- Cover to Star Crossed No. 1 - The Black Holes of Logic, art by Matt Howarth

Publication information
- Publisher: Helix (DC Comics imprint)
- Schedule: Monthly
- Format: Miniseries
- Publication date: 1997
- No. of issues: 3
- Main character(s): Dyltah Saa

Creative team
- Created by: Matt Howarth
- Written by: Matt Howarth
- Artist: Matt Howarth
- Colorist: Chris Chuckry
- Editor: Stuart Moore

= Star Crossed (comics) =

Comic book limited series

Star Crossed is a three-issue comic book miniseries published in 1997 under the short-lived DC Comics imprint Helix. Written and illustrated by Matt Howarth, Star Crossed recounts the surrealist tale of a deep-space romance between a genetically engineered über-woman and a sentient asteroid. Consistent with the performance of other Helix titles, Star Crossed failed to appeal to a broad readership and the poor sales figures which accompanied its publication coincided with a general downturn in the American comic book industry.

==Plot synopsis==
Dyltah is a being from the far-future, a loner: she forsakes the humanity of her upbringing and elects to undergo a genetic transformation, becoming "a living lightsail" who glides the solar currents of deep space. She commences an unlikely romance with Saa, a sentient chunk of space-rock.
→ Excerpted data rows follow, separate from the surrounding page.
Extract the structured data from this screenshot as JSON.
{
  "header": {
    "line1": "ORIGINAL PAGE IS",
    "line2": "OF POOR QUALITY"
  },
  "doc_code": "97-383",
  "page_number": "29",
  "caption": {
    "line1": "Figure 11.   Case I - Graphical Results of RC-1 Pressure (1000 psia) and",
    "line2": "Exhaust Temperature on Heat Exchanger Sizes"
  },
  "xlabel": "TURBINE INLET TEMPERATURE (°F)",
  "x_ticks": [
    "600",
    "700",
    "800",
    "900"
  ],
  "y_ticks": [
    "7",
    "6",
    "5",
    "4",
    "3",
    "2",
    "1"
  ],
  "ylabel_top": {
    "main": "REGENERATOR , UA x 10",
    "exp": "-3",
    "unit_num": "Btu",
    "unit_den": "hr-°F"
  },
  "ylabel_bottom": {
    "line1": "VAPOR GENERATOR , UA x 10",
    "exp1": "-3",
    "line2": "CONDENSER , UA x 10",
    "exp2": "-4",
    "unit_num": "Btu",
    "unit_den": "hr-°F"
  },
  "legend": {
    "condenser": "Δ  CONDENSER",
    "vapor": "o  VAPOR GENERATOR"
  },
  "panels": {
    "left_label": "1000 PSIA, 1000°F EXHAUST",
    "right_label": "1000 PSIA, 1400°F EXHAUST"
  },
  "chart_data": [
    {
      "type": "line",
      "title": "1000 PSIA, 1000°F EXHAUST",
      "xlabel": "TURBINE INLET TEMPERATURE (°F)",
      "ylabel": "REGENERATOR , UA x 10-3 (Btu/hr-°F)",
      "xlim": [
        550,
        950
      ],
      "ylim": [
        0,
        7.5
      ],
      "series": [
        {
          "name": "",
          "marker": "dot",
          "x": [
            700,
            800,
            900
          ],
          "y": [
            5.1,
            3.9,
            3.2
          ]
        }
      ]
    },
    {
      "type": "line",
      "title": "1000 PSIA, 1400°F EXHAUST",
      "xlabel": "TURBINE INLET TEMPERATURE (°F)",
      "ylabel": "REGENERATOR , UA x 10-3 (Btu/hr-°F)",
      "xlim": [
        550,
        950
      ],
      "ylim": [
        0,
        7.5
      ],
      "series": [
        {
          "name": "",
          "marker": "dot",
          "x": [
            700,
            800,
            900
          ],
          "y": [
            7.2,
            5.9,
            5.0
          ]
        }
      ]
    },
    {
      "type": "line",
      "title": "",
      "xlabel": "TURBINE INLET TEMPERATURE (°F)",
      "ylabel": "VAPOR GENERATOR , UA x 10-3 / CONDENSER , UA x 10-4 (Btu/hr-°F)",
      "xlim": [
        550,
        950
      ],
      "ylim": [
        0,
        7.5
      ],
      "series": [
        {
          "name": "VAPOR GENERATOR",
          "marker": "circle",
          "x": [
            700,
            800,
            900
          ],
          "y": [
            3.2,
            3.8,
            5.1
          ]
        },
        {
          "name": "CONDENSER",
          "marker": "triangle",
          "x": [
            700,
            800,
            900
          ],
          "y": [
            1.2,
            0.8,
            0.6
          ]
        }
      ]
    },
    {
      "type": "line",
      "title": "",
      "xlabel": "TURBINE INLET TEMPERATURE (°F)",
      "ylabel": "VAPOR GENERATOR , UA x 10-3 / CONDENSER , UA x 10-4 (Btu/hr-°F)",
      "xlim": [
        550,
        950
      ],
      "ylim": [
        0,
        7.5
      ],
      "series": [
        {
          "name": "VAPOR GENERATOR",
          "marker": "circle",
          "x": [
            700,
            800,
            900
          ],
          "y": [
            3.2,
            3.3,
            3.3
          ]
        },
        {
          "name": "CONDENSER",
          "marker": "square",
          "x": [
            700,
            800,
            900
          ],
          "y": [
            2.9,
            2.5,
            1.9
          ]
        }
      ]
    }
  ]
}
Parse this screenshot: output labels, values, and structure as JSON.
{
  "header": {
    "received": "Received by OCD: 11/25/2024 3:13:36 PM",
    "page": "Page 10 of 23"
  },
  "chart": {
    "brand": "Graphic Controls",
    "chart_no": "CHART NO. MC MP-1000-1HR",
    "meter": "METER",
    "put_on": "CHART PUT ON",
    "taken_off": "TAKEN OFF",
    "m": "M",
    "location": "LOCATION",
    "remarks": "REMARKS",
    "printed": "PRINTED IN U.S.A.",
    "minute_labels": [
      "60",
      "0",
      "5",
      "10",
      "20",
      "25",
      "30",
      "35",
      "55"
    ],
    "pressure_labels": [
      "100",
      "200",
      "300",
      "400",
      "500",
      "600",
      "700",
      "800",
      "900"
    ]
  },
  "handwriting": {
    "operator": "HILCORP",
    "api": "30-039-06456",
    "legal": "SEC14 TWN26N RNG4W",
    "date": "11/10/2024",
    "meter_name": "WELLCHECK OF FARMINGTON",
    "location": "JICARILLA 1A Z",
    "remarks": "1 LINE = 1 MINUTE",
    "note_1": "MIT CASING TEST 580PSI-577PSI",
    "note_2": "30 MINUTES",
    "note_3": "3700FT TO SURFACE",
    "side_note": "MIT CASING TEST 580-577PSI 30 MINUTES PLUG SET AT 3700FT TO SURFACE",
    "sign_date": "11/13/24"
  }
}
Part parody, part space opera, Star Crossed pays oblique homage to Shakespeare's Romeo and Juliet as the dalliance of the two lovers draws the attention of various political factions within the Solar System including that of human beings who live in a pod colony in orbit near Jupiter. The mutated Jovians are antagonised by the presence of the genetically optimised Dyltah and the various parties are gradually drawn into conflict as the narrative develops.